Third, and finally, Defendant Allegheny County argues that Plaintiff's Complaint fails to articulate sufficient facts to state any underlying constitutional or other claim. To the extent the county's arguments in this regard echo those raised by the Sheriff Defendants, dismissal of Plaintiff's Complaint against Allegheny County also is appropriate for the reasons and to the extent set forth in Section II.B., supra.

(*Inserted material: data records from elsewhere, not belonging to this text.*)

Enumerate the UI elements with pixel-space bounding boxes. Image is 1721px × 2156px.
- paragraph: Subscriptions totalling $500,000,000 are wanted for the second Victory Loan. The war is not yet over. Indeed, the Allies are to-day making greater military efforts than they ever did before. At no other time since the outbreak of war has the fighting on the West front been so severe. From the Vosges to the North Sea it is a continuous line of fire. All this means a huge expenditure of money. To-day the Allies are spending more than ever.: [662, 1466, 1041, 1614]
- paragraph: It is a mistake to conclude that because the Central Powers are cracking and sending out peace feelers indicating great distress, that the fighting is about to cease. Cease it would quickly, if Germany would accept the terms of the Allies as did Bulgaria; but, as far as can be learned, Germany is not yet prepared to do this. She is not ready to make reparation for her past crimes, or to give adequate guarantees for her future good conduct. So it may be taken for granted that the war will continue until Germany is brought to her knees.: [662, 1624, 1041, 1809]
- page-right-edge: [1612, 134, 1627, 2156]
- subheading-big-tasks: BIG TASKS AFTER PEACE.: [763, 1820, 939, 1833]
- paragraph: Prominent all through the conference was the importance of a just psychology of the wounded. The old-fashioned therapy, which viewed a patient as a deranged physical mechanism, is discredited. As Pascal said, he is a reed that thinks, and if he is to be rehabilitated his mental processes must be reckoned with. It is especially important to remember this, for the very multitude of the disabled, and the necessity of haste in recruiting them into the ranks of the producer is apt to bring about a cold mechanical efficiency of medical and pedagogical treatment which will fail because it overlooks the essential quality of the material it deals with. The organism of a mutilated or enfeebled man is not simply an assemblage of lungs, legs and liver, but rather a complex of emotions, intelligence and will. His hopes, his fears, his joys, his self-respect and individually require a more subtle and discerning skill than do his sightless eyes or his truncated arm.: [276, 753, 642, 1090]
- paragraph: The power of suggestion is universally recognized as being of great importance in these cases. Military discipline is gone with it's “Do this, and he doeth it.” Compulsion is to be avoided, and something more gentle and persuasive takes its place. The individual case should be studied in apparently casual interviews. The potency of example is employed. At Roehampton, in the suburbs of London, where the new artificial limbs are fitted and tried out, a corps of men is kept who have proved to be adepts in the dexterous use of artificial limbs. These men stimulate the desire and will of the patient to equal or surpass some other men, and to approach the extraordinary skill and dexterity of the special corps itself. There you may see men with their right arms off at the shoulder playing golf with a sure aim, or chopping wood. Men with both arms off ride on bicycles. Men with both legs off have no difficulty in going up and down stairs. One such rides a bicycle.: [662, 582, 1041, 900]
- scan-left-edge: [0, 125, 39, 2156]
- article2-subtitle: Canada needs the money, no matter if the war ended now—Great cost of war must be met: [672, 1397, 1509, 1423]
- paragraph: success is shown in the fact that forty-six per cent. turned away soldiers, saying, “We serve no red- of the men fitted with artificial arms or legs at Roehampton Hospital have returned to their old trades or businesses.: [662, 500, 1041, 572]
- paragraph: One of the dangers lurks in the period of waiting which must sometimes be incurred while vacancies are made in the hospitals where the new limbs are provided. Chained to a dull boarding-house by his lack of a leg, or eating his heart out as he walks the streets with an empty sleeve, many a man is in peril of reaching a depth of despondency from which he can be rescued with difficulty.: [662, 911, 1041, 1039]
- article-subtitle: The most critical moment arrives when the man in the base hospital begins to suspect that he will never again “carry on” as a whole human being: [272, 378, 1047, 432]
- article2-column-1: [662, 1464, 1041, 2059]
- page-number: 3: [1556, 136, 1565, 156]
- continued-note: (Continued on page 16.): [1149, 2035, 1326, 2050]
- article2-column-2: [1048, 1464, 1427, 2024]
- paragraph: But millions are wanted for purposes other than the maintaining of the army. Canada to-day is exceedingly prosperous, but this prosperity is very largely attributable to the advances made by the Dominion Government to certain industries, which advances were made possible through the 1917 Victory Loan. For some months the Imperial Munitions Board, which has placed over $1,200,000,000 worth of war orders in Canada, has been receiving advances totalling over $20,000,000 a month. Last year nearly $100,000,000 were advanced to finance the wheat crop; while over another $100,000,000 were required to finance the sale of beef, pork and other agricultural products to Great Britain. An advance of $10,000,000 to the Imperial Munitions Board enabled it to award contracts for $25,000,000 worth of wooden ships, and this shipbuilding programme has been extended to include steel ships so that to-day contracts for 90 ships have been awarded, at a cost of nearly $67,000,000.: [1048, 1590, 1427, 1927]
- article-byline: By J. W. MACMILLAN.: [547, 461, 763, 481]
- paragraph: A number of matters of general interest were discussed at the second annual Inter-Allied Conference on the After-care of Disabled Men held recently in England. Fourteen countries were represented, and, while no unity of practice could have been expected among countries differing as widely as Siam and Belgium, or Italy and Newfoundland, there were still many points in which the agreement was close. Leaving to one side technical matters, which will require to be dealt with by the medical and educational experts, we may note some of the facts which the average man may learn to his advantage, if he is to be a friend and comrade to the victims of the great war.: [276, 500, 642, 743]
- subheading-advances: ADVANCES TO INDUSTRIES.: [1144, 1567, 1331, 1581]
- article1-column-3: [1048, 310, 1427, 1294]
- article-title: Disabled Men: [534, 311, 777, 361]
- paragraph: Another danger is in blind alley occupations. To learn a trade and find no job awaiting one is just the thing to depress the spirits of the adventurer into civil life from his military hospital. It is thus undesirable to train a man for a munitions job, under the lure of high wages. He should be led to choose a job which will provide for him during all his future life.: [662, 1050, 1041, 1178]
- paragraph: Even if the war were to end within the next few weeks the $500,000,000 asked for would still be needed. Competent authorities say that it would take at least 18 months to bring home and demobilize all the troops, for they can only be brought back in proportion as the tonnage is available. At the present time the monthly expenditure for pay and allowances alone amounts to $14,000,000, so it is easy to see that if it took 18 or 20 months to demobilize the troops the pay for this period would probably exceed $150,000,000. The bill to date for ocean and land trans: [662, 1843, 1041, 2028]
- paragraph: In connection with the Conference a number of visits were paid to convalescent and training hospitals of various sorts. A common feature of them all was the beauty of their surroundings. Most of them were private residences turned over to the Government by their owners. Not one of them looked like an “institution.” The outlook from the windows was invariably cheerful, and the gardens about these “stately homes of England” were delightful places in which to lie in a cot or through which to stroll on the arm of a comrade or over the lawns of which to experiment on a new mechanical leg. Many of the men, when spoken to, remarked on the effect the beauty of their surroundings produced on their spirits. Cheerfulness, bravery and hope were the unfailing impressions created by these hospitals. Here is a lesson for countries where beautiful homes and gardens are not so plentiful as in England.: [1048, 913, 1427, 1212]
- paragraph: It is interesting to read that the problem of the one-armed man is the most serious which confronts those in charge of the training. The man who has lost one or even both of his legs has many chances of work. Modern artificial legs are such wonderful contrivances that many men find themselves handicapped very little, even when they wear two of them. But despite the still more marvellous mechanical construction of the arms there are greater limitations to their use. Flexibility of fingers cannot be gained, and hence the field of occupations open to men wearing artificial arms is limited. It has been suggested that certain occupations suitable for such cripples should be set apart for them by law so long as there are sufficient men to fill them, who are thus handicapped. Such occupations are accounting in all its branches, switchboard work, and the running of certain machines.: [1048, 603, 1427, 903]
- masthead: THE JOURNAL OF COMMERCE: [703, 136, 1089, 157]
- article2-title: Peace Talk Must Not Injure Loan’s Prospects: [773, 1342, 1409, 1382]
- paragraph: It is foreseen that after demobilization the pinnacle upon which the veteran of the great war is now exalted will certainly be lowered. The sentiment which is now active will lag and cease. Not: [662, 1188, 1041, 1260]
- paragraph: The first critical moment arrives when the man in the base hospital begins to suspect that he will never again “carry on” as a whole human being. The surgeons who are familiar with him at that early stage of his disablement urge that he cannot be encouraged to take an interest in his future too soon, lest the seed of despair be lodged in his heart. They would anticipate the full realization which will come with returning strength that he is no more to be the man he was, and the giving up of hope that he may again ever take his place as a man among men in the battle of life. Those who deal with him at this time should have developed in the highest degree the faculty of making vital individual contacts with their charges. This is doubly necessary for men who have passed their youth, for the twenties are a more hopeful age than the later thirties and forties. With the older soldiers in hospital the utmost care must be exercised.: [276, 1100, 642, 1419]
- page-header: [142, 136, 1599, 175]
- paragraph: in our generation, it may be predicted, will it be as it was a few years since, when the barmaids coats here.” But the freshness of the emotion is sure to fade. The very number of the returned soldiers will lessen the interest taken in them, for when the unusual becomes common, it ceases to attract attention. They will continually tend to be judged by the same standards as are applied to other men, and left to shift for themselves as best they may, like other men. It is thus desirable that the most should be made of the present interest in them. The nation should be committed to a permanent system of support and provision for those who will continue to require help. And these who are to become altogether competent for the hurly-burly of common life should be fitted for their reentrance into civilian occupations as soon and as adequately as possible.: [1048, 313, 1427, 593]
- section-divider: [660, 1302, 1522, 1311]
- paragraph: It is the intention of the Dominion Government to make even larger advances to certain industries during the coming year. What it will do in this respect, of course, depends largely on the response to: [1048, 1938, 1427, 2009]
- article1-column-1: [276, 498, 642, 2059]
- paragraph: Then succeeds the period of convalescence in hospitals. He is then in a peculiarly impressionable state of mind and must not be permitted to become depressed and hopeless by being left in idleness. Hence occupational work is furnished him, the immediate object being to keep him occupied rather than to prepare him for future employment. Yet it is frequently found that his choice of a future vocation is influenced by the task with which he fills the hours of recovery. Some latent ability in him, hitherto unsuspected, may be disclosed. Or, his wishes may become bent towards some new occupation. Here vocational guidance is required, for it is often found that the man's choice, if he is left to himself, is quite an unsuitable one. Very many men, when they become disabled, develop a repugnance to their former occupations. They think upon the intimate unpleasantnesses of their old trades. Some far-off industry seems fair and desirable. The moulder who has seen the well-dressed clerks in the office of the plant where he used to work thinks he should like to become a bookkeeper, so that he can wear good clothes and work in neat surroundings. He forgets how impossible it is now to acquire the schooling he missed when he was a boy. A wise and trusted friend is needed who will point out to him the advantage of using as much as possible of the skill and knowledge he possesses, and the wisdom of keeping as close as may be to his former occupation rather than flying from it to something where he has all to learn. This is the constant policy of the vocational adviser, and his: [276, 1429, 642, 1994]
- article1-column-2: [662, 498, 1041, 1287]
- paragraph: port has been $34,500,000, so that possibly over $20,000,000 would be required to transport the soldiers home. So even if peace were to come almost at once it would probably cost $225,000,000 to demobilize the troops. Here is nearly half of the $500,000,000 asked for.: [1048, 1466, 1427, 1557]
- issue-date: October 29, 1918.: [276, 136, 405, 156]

Even construing Plaintiff's Complaint liberally, the facts alleged therein are simply too vague, and the theories of liability too poorly articulated, for me to determine whether allowing Plaintiff to amend his municipal liability claim would be futile. Accordingly, and keeping in mind Plaintiff's pro se status, this dismissal is without prejudice to Plaintiff's ability to amend his Complaint to set forth facts sufficient to state a plausible claim against Allegheny County for municipal liability under Section 1983. This permission to amend is limited only to those claims dismissed without prejudice in Section II.B., supra, i.e., Plaintiffs Section 1983 claims alleging violations of the First and Fourteenth Amendments to the United States Constitution. Amendment of any other claims would be futile for the reasons previously set forth herein.[8]

III. CONCLUSION

For all of these reasons, Defendants' Motions to Dismiss Plaintiff's Complaint [ECF Nos. 11, 13] are granted as follows: Plaintiff's claims under 42 U.S.C. § 1983 for violations of his rights under 18 U.S.C. §§ 241, 242, and 245; 42 U.S.C. § 14141; the Pennsylvania Constitution; and the Fifth and Ninth Amendments to the United States Constitution, are dismissed with prejudice. Plaintiff's claims asserted under 42 U.S.C. § 1983 for violations of his rights under the First and Fourteenth Amendments to the United States Constitution are dismissed, without prejudice to file an Amended Complaint, curing the deficiencies noted in the accompanying

ORDER OF COURT

AND NOW, this 23rd day of March, 2015, after careful consideration of the submissions of the parties and for the reasons set forth in the Opinion accompanying this Order, it is ordered that Defendants' Motions to Dismiss [ECF Nos. 11 & 13] are granted as follows: Plaintiff's claims under 42 U.S.C. § 1983 for violations of his rights under 18 U.S.C. §§ 241, 242 & 245; 42 U.S.C. § 14141; the Pennsylvania Constitution; and the Fifth and Ninth Amendments to the United States Constitution, are dismissed with prejudice. Plaintiff's claims asserted under 42 U.S.C. § 1983 for violations of his rights under the First and Fourteenth Amendments to the United States Constitution are dismissed, without prejudice to file an Amended Complaint, curing the deficiencies noted in the accompanying Opinion with respect to these claims. Any such Amended Complaint must be filed no later than April 6, 2015.